Vinnies homelessness service receives renovation and new name

The former St Vincent de Paul NSW Coniston Night Shelter has been transformed into self-contained units with full wrap-around services including case management.

To celebrate the renovations, the Bishop of Wollongong Peter Ingham will officially bless and rename the service on 28 April, to ‘Charles Gordon O’Neill House’ after the founder of the Society and its Good Works in NSW.

Denis Walsh, State President, St Vincent de Paul Society NSW, said the building had gone through several transformations over the years.

“When first built in the early 1960s it would sleep up to 22 men experiencing homelessness who could stay seven nights with access to hot showers, hot meals, and safe accommodation,” he said.
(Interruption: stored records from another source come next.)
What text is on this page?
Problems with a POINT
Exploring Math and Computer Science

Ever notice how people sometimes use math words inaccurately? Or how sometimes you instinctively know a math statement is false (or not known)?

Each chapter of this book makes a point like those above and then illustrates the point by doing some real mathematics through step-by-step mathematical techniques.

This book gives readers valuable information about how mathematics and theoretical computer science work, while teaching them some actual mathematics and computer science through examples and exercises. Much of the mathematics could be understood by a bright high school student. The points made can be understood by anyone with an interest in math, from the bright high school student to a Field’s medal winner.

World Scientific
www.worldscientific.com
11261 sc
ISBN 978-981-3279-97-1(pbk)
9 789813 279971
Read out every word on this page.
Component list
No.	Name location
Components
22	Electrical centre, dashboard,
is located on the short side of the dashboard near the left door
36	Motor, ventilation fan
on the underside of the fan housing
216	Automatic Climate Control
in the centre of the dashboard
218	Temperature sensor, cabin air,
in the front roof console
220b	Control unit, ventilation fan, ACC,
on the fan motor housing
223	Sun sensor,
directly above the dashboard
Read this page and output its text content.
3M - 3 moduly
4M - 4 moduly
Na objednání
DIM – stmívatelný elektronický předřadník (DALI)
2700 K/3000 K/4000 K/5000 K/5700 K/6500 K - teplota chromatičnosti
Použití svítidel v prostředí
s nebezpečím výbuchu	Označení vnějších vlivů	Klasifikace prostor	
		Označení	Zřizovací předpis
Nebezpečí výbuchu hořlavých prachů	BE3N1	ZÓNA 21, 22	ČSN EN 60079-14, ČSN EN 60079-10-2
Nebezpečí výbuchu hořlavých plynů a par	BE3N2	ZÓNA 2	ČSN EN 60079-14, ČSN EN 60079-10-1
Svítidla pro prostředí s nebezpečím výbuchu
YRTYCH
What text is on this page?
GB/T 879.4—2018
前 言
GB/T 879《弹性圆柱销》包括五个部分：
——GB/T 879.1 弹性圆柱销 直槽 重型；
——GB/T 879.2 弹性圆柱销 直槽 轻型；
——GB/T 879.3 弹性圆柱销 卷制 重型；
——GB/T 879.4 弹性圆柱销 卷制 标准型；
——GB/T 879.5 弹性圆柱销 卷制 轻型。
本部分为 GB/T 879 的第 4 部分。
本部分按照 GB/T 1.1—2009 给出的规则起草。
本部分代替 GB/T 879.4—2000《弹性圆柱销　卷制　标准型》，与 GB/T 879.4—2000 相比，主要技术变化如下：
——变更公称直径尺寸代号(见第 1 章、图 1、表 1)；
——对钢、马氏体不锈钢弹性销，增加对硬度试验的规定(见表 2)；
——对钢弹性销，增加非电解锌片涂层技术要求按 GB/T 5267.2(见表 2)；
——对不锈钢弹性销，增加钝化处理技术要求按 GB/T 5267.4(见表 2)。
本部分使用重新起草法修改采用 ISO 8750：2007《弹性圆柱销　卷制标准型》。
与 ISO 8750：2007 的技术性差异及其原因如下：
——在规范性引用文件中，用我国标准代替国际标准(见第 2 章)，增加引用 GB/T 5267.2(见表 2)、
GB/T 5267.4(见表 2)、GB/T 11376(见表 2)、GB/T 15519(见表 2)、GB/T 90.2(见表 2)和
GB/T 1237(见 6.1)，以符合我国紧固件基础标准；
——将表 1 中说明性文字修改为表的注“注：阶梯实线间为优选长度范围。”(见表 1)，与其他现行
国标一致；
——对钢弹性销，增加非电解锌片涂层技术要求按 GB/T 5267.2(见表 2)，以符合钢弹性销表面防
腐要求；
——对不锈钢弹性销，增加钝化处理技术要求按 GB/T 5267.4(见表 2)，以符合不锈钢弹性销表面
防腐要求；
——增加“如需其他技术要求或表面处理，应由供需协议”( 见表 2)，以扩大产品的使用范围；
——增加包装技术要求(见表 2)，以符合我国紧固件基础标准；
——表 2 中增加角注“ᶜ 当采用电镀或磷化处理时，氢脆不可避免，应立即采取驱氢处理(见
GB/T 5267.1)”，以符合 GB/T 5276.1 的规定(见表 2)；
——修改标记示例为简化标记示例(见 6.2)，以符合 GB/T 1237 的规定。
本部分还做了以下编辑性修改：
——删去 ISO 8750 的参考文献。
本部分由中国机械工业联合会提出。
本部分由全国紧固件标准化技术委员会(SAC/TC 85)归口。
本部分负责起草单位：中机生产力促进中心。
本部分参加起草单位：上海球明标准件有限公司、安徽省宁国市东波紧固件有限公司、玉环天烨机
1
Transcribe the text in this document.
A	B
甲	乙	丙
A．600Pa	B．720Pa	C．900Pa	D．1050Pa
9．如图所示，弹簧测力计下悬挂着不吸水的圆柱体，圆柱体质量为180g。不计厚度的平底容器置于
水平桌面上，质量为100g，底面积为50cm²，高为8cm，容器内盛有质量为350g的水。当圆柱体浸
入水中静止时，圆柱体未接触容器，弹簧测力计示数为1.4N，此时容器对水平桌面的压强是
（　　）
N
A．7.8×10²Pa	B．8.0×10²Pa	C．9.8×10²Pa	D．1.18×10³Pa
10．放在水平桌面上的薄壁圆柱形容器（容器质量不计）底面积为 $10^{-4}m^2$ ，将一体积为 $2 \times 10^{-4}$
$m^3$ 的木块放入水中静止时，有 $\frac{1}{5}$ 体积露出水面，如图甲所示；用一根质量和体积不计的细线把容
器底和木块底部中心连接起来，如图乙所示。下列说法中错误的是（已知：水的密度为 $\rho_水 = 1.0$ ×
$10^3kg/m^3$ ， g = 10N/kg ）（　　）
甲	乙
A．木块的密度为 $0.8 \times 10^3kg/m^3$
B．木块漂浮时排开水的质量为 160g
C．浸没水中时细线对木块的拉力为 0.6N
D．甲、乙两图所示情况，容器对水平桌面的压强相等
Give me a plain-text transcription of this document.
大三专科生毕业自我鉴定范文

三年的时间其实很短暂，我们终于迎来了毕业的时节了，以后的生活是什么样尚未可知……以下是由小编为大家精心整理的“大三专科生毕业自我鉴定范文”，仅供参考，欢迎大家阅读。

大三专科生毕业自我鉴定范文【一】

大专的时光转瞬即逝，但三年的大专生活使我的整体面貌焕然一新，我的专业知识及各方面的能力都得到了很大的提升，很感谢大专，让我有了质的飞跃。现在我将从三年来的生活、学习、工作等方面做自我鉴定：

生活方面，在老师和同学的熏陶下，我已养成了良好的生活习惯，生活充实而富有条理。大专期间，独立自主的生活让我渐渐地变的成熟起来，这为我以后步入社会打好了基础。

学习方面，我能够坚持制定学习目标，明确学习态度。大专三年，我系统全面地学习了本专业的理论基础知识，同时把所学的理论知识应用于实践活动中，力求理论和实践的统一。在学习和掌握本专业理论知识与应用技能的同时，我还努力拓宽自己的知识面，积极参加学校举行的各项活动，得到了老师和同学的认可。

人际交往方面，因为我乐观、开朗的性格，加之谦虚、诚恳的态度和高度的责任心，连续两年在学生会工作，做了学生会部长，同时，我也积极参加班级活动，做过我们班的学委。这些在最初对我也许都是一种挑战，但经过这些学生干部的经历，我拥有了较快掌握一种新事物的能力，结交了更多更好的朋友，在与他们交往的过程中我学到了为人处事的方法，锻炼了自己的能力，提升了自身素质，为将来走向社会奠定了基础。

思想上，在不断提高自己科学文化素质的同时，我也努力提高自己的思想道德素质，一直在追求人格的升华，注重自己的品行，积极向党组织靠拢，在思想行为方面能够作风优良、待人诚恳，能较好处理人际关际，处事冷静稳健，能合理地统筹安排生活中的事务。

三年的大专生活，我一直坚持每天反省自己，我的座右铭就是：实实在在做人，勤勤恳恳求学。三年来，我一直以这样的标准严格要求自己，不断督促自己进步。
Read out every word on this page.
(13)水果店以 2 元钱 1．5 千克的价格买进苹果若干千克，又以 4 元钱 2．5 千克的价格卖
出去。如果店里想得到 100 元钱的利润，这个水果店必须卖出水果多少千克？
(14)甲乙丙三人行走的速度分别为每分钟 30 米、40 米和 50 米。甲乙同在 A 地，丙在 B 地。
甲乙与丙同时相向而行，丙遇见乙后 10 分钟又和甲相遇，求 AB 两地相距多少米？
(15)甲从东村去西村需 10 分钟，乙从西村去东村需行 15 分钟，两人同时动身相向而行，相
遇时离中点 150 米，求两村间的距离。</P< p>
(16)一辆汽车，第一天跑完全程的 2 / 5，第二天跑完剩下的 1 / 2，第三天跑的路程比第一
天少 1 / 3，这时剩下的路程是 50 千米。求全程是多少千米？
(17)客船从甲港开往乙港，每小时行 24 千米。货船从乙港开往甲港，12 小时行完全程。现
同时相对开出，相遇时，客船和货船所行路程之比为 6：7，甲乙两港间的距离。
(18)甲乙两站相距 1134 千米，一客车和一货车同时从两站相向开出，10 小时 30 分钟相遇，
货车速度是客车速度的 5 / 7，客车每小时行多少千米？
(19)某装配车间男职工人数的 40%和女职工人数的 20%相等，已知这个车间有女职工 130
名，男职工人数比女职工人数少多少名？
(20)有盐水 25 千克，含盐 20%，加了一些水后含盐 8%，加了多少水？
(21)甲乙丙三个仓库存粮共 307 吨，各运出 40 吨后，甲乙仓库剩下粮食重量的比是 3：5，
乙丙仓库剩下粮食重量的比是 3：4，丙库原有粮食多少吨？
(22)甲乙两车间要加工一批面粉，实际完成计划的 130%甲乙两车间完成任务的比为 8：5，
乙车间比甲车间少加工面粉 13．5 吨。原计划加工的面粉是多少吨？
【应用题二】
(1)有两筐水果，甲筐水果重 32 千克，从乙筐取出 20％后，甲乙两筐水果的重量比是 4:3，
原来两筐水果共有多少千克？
“In December last year the building was renovated to create six  independent, one-bedroom units which each has its own bathroom with laundry. These new apartments provide the men with greater independence, improved private space and dignity as they get back on their feet.

“Charles O’Neill was a young Scottish visionary who combined spirituality with his capacity to give to others. He established the first Conference of the Society in Sydney in 1881 and we have been following his inspired ways and the Good Works he set up since then.”

All residents are supported by caseworkers from St Vincent de Paul Society to link them into longer-term more sustained housing after their stay at Charles Gordon O’Neill House. People who are at risk of homelessness are supported according to their own needs. Case managers help residents create their own goals within a flexible, holistic and achievable framework.

The Vinnies Van and their team who provide social outreach support to people sleeping rough in North Wollongong, Warrawong and Nowra are also based at Charles Gordon O’Neill House.

Vinnies volunteers support people requiring emergency financial assistance at Charles Gordon O’Neill House, through the Care and Support Centre, which residents of Charles Gordon O’Neil House residents can also access.

“A team of Conference members volunteer their time at the centre to assist people in need by providing a listening ear to help solve a problem, or support from trained volunteers to overcome challenging times with finances, housing, welfare or other personal issues,” said Mr Walsh.